There were not enough white corn hybrids to meet the needs of the Chatham-based White Corn Company; supplying Kellogg’s was a big issue in the late 1940s.  But Kellogg’s soon learned to make corn flakes from yellow corn and the interest evaporated.

The number of approved and/or recommended hybrids was always an issue – always too many. By 1945, the number of recommended hybrids had grown to 46.  In 1947, the Essex and Kent Corn Producers’ Cooperative Association said that they had all the hybrids necessary and wanted no more. But by 1955, 62 hybrids were recommended, growing to 102 in 1959.  Recent OCC listings have over 200 hybrids.
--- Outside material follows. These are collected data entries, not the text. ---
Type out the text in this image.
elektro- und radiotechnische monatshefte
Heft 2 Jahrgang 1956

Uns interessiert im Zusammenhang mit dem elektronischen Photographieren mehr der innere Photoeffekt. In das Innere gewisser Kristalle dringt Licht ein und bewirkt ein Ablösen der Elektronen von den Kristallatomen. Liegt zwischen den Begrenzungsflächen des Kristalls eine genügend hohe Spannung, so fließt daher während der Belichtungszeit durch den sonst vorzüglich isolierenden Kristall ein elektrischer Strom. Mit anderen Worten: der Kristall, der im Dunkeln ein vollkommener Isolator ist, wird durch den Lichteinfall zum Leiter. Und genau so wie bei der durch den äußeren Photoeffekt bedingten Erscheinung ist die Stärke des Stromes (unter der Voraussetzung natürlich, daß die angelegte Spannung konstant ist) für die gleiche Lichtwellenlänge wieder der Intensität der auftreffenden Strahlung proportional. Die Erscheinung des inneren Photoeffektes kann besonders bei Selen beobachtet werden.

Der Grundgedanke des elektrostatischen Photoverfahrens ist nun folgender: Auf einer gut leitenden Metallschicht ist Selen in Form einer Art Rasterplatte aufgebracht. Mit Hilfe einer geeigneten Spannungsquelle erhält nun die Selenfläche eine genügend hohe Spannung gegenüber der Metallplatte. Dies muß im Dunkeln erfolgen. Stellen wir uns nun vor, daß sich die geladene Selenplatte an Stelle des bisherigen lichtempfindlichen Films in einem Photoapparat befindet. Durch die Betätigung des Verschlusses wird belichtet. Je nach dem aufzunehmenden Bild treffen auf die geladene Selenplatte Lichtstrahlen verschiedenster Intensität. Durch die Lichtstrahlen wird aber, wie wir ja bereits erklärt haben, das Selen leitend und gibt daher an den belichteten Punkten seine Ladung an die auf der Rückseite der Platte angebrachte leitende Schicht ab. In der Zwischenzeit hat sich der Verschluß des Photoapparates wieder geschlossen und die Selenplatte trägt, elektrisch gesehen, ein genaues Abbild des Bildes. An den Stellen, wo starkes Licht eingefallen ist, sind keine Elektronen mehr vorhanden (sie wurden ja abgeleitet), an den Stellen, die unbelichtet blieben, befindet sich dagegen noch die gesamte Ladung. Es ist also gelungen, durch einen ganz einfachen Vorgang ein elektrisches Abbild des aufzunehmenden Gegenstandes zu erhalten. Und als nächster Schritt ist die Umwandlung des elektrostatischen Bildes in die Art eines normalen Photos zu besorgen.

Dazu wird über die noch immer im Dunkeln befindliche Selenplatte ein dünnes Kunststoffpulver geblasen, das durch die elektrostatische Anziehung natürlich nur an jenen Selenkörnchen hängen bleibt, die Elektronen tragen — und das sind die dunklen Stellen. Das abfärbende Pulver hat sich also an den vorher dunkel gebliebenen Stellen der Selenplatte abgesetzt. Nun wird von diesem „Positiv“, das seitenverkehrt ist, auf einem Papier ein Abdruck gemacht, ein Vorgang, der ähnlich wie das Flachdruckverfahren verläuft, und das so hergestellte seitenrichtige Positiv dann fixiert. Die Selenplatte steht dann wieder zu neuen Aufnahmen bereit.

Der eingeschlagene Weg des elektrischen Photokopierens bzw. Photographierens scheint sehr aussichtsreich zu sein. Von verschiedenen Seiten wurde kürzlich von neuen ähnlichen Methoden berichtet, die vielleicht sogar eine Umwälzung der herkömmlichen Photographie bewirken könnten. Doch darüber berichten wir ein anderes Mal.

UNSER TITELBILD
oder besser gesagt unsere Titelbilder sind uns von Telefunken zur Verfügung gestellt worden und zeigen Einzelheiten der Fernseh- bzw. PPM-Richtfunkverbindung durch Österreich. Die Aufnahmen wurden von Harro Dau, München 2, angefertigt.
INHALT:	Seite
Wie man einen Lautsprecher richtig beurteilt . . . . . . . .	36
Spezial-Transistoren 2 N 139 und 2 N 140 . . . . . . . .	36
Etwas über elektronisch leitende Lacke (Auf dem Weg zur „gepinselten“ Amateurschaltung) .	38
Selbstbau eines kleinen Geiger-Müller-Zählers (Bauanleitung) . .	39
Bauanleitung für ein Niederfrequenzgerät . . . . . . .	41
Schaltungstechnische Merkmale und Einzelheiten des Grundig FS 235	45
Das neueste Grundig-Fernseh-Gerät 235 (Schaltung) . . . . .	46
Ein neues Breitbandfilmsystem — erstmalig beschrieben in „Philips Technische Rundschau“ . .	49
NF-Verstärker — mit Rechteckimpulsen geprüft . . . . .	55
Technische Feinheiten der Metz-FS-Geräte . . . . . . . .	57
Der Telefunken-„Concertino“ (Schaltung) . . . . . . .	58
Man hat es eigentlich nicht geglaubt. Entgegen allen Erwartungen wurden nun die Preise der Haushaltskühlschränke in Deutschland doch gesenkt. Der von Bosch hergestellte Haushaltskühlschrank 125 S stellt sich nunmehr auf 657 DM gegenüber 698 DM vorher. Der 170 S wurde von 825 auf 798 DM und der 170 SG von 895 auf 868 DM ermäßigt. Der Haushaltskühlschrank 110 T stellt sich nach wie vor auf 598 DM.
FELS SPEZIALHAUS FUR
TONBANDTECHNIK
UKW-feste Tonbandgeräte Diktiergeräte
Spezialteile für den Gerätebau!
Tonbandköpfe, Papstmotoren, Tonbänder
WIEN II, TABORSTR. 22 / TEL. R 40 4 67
Because of the dissension, growing demands from farmers for hybrid performance data and, perhaps, a change in its membership, the OCC changed substantially during the late 1950s and early 1960s.  Corn performance tests were established across the province where all licensed and marketed hybrids were compared annually and test results were published.  The OCC became much more active in coordinating and making recommendations on other corn research and industry needs.

The Ontario Corn Heat Unit (CHU) hybrid and maturity-zone rating system was introduced in 1964, based on research by Murray Brown and Lyman Chapman at the Ontario Research Foundation.  (Dr. Brown later joined the OAC.)  Before then, recommendations were made for up to seven maturity zones based on length of the growing season.

A significant problem with the new system was that ‘adapted’ hybrids at Guelph and Ottawa were not as dry at harvest as were those in the Southwest.  Hence, the committee defined ‘hybrid maturity’ for CHU purposes as an across-Ontario gradient of grain moisture percentage ranging from 40% at maturity in coolest areas to 28% in Essex. Dr. Wendell Snow, then head of Farm Crops at Ridgetown, termed this the ‘corn crib correction factor’; corn in higher CHU zones needed to be dryer before harvest because the corn cribs there were wider and the winter weather warmer.

More than 55 years later, the Ontario Corn Heat Unit system – with improvements made occasionally – continues to serve effectively.

Representatives of the Ontario Corn Producers’ Association (OCPA) joined the OCC soon after OCPA was created in 1983 and the membership has evolved since to include other industry reps.

A major change occurred in 1996 when Agriculture and Agri-Food Canada terminated corn hybrid licensing.  The OCC continues to operate corn performance tests, with results still valued by corn farmers, and now distributed via the Internet.  In 2019 the OCC conducted hybrid performance tests at 19 test sites.

The Ontario Corn Committee has been blessed with a small number of mostly long-serving secretaries who kept excellent records.  They were James Garner (ODA agricultural representative, Chatham), 1937-41; Fred Dimmock, 1941-57; George Jones (OAC, to become part of the University of Guelph), 1957-70; Archie McLaren (Western Ontario Agricultural School, now Ridgetown Campus, University of Guelph), 1970-90; David Morris (crop specialist, Ontario Ministry of Agriculture and Food), 1990-93; Gordon Schiefele (Ridgetown), 1993-97; and David Morris (now Owen Sound-based crop consultant), 1997-present.

They kept accurate records – perhaps sometimes overly accurate, as in McLaren’s recording in 1972 of a statement that “grain sorghum has no *?x place in Ontario at this time.” (This followed several years of unrewarding tests.)

And the job could be trying. George Jones’ summation of a December 1958 meeting ends with: “At this point the secretary departed in spirit if not in body and very shortly the meeting was adjourned.” Fortunately George came back to take minutes the next year, and the record continued.

This has been a remarkable organization.

Acknowledgements

David Morris, of Owen Sound Ontario, and long-serving secretary of the Ontario Corn Committee, provided minutes of the committee dating back to 1937. They are the basis for most of what’s provided above. Another important source was Leonard Pegg’s book Pulling Tassels, published by Blenheim Publishers Ltd in 1988.